Not all of the humor lands. Due in part to the fact that the game is translated from Italian, a number of repeating motifs – like references to fruit – feel more like idiosyncrasies than laugh-out-loud jokes. But the constant random weirdness is charming, and the cleverly drawn backgrounds are a treat to the eye, packed with visual jokes and references to other games, cult movies, television shows and more.

The Wardrobe game screenshot, sewer

Stuck Gears and Broken Teeth

The main problem with The Wardrobe is that the random surrealistic elements extend to the puzzles, as well. More than just difficult for the sake of difficulty, they follow a logic of their own. Players used to asking “How would I solve this puzzle?” are forced to ask, “How would a comedy adventure game want me to solve this puzzle?”

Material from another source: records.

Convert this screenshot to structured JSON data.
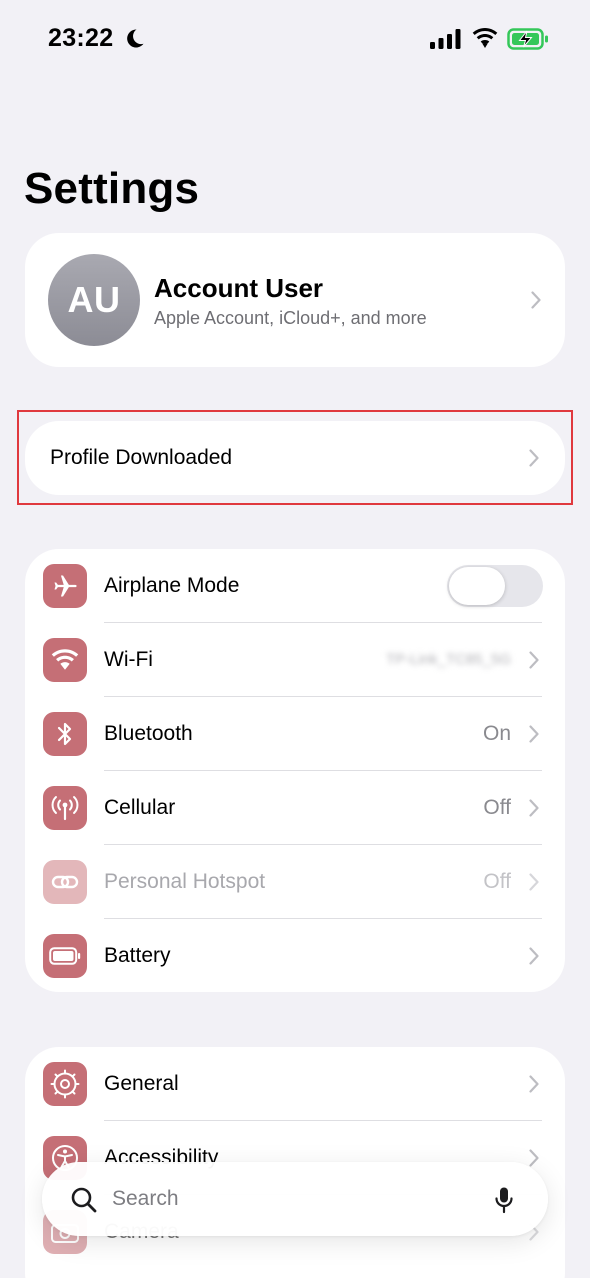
{
  "status_bar": {
    "time": "23:22"
  },
  "header": {
    "title": "Settings"
  },
  "account": {
    "initials": "AU",
    "name": "Account User",
    "subtitle": "Apple Account, iCloud+, and more"
  },
  "profile": {
    "label": "Profile Downloaded"
  },
  "network_group": [
    {
      "label": "Airplane Mode",
      "icon": "airplane-icon",
      "toggle_on": false
    },
    {
      "label": "Wi-Fi",
      "icon": "wifi-icon",
      "value": "TP-Link_TC85_5G"
    },
    {
      "label": "Bluetooth",
      "icon": "bluetooth-icon",
      "value": "On"
    },
    {
      "label": "Cellular",
      "icon": "antenna-icon",
      "value": "Off"
    },
    {
      "label": "Personal Hotspot",
      "icon": "link-icon",
      "value": "Off"
    },
    {
      "label": "Battery",
      "icon": "battery-icon"
    }
  ],
  "general_group": [
    {
      "label": "General",
      "icon": "gear-icon"
    },
    {
      "label": "Accessibility",
      "icon": "accessibility-icon"
    },
    {
      "label": "Camera",
      "icon": "camera-icon"
    }
  ],
  "search": {
    "placeholder": "Search"
  },
  "colors": {
    "background": "#f2f1f6",
    "icon_accent": "#c56f76",
    "highlight_border": "#e0393e",
    "battery_fill": "#34c759"
  }
}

As an example, one scene requires the player to wake a bum who is blocking an alleyway. In order to do this, repair a broken alarm clock by replacing its gears. To obtain the gears, help a giant crocodile with his toothache. To drill the crocodile’s tooth, create a drill bit by breaking off a bedpost and using a blowtorch to burn away the post itself, leaving the metal screw behind.

Apart from the fact that these events don’t flow together particularly well in terms of narrative logic, there’s no explanation for the fact that another, more obvious solution – using a megaphone obtained in a different puzzle – wouldn’t work equally well.

Some nostalgic players might enjoy a return to this kind of tortuous, illogical inventory puzzle. I think its overuse probably contributed to the decline of point-and-click adventure games in the first place.

The Wardrobe game screenshot, bedroom

A Skeleton of a Plot

The plot’s also a bit of a slow starter. Skinny’s mission is to help out his best friend Ronald – the only witness to Skinny’s death at a picnic – confess what he’s seen in order to save his eternal soul, but at least the first third or so of the game involves simply muddling around Ronald’s family home in the middle of moving day. The fact that Skinny himself is a fairly endearing character only goes so far, and the slow story development makes The Wardrobe a less engaging game than it could have been.

The biggest potential turn-off, though, is the obscurity of the inventory puzzles. Guided by absurdity and comedy rather than realistic logic, the solutions are convoluted verging on nonsensical. I had to spend more time combing through YouTube walk-throughs than actually playing the game itself. I much prefer the comparatively realistic approach to adventure games – like those Wadjet Eye Games has been publishing – in which the narrative itself drives the puzzles.

The Wardrobe is available via Steam.